Rasa sakit, penderitaan, dukacita adalah bel suci yang menunjukkan
bahwa jiwa hidup terlalu jauh dari rumah. Bel ini juga yang memberikan
tanda di mana rumah sesungguhnya berada. Banyak orang yang mencarinya di
tempat suci atau orang suci. Sehebat-hebatnya tempat suci dan orang
suci, keduanya hanya bisa memberi tahu tentang ajaran suci yang mesti
dibadankan.Tatkala ajaran suci seperti cinta kasih, kebaikan, kasih sayang dilaksanakan secara mendalam, kemudian ada kilatan cahaya tentang rumahnya jiwa. Tandanya sederhana, semakin dekat jiwa dengan rumah sesungguhnya, semakin damai rasanya di dalam. Semakin dekat jiwa dari rumah, semakin banyak bunga cinta yang mekar di dalam. Semakin dekat jiwa dari rumah, semakin tidak tertarik seseorang untuk mengejar ke luar.
Bliss
Salah satu ajaran mendalam tentang pulangnya
jiwa adalah Tantra. Dan simbol sakral yang kerap dipakai di Tantra
adalah seks. Meminjam hasil penelitian sejumlah psikolog yang mendalami
seks seperti Delgado, orgasme sebagai puncak pengalaman seksual adalah
serangkaian pengalaman yang sepenuhnya ada di dalam. Persisnya, ia
terjadi di pusat seks di otak. Bagi wanita, ia terjadi di belahan otak
kanan, bagi pria ia terjadi di otak kiri.
Ini menjadi salah satu bukti ilmiah tentang kebahagiaan, sukacita
yang sesungguhnya ada di dalam. Di tingkat kebahagiaan, orgasme berarti
terpenuhinya sebagian keinginan, atau di tingkatan kebahagiaan lebih
dalam ia berarti rasa berkecukupan yang mendalam. Di tingkat sukacita,
orgasme adalah kilatan cahaya tentang rumahnya jiwa. Kapan saja unsur
maskulin dan feminin menyatu di satu jiwa di sana kilatan cahaya muncul.

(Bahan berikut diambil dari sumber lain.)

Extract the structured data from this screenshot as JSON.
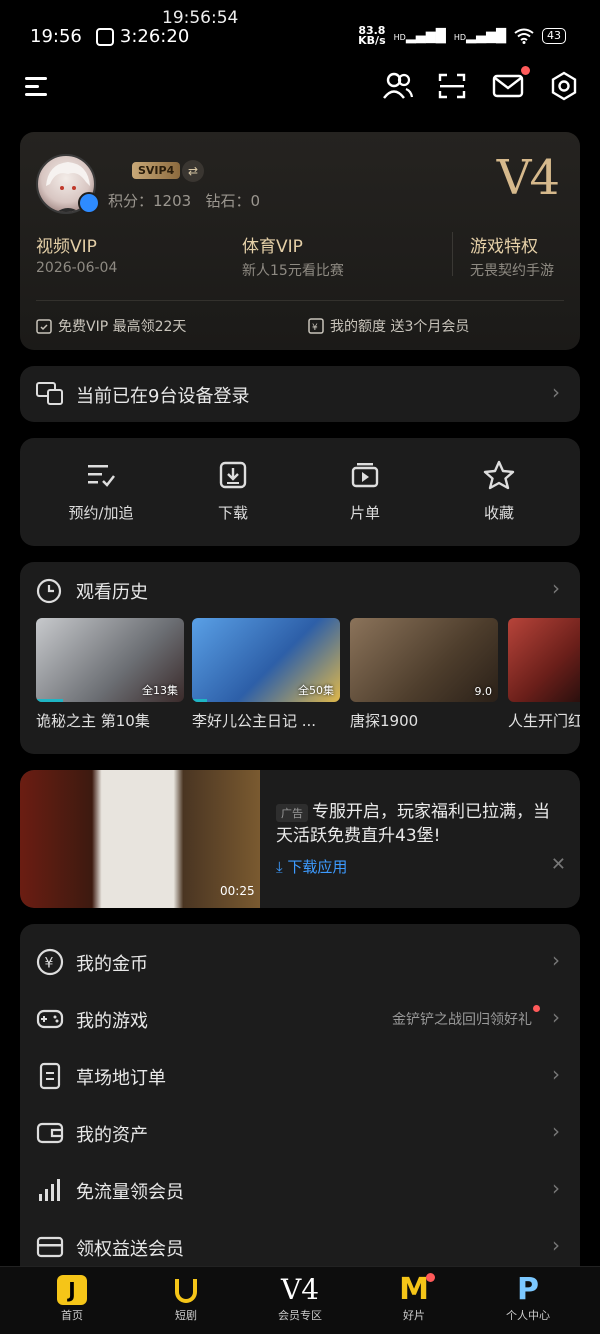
{
  "status": {
    "clock_top": "19:56:54",
    "time": "19:56",
    "timer": "3:26:20",
    "net_speed_top": "83.8",
    "net_speed_unit": "KB/s",
    "hd1": "HD",
    "hd2": "HD",
    "battery": "43"
  },
  "header": {
    "icons": [
      "menu-icon",
      "friends-icon",
      "scan-icon",
      "mail-icon",
      "settings-icon"
    ]
  },
  "vip": {
    "badge": "SVIP4",
    "swap_glyph": "⇄",
    "points": "积分：1203   钻石：0",
    "level": "V4",
    "columns": [
      {
        "title": "视频VIP",
        "sub": "2026-06-04"
      },
      {
        "title": "体育VIP",
        "sub": "新人15元看比赛"
      },
      {
        "title": "游戏特权",
        "sub": "无畏契约手游"
      }
    ],
    "footer": [
      {
        "label": "免费VIP 最高领22天"
      },
      {
        "label": "我的额度 送3个月会员"
      }
    ]
  },
  "devices": {
    "label": "当前已在9台设备登录",
    "chevron": "›"
  },
  "quick": [
    {
      "label": "预约/加追",
      "icon": "reserve-list-icon"
    },
    {
      "label": "下载",
      "icon": "download-icon"
    },
    {
      "label": "片单",
      "icon": "playlist-icon"
    },
    {
      "label": "收藏",
      "icon": "star-icon"
    }
  ],
  "history": {
    "title": "观看历史",
    "chevron": "›",
    "items": [
      {
        "title": "诡秘之主 第10集",
        "badge": "全13集",
        "progress": 0.18,
        "bg": "#8a8f96"
      },
      {
        "title": "李好儿公主日记 ...",
        "badge": "全50集",
        "progress": 0.1,
        "bg": "#3f7cc2"
      },
      {
        "title": "唐探1900",
        "badge": "9.0",
        "progress": 0.0,
        "bg": "#6e5a44"
      },
      {
        "title": "人生开门红",
        "badge": "",
        "progress": 0.0,
        "bg": "#7a2a24"
      }
    ]
  },
  "ad": {
    "tag": "广告",
    "text": "专服开启，玩家福利已拉满，当天活跃免费直升43堡!",
    "link": "⤓ 下载应用",
    "close": "✕",
    "duration": "00:25"
  },
  "menu": [
    {
      "label": "我的金币",
      "icon": "coin-icon",
      "right": ""
    },
    {
      "label": "我的游戏",
      "icon": "gamepad-icon",
      "right": "金铲铲之战回归领好礼"
    },
    {
      "label": "草场地订单",
      "icon": "order-icon",
      "right": ""
    },
    {
      "label": "我的资产",
      "icon": "wallet-icon",
      "right": ""
    },
    {
      "label": "免流量领会员",
      "icon": "signal-icon",
      "right": ""
    },
    {
      "label": "领权益送会员",
      "icon": "card-icon",
      "right": ""
    }
  ],
  "tabs": [
    {
      "label": "首页",
      "icon_text": "J"
    },
    {
      "label": "短剧",
      "icon_text": ""
    },
    {
      "label": "会员专区",
      "icon_text": "V4"
    },
    {
      "label": "好片",
      "icon_text": "M"
    },
    {
      "label": "个人中心",
      "icon_text": "P"
    }
  ],
  "colors": {
    "accent_gold": "#e4cfa7",
    "link_blue": "#3d9bff",
    "red_dot": "#ff5a5a"
  }
}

Di Yunani disebut anima-animus, di China disebut Yin-Yang, di Bali
disebut lingga-yoni.Dan bliss (anandam), ia berada jauh di atas keinginan, ia bukan sekadar kilatan cahaya, tapi sang Cahaya itu sendiri. Bila di tingkatan kebahagiaan yang mengalami orgasme adalah pusat seks di otak, di tingkatan sukacita orgasme hanya kilatan cahaya petunjuk jalan pulang, di tingkatan bliss yang mengalami orgasme adalah Sang Saksi. Ia bukan di otak kanan, bukan di otak kiri. Sang Saksi berada melampaui ruang dan waktu. Ia tidak bisa dijelaskan, tapi ia bisa dialami. Dalam bahasa puitis, ia tersedia di sini di saat ini. Meminjam Lao Tzu: “ia yang mengerti tidak bicara, ia yang bicara tidak mengerti”. Selamat datang di rumah jiwa-jiwa yang indah.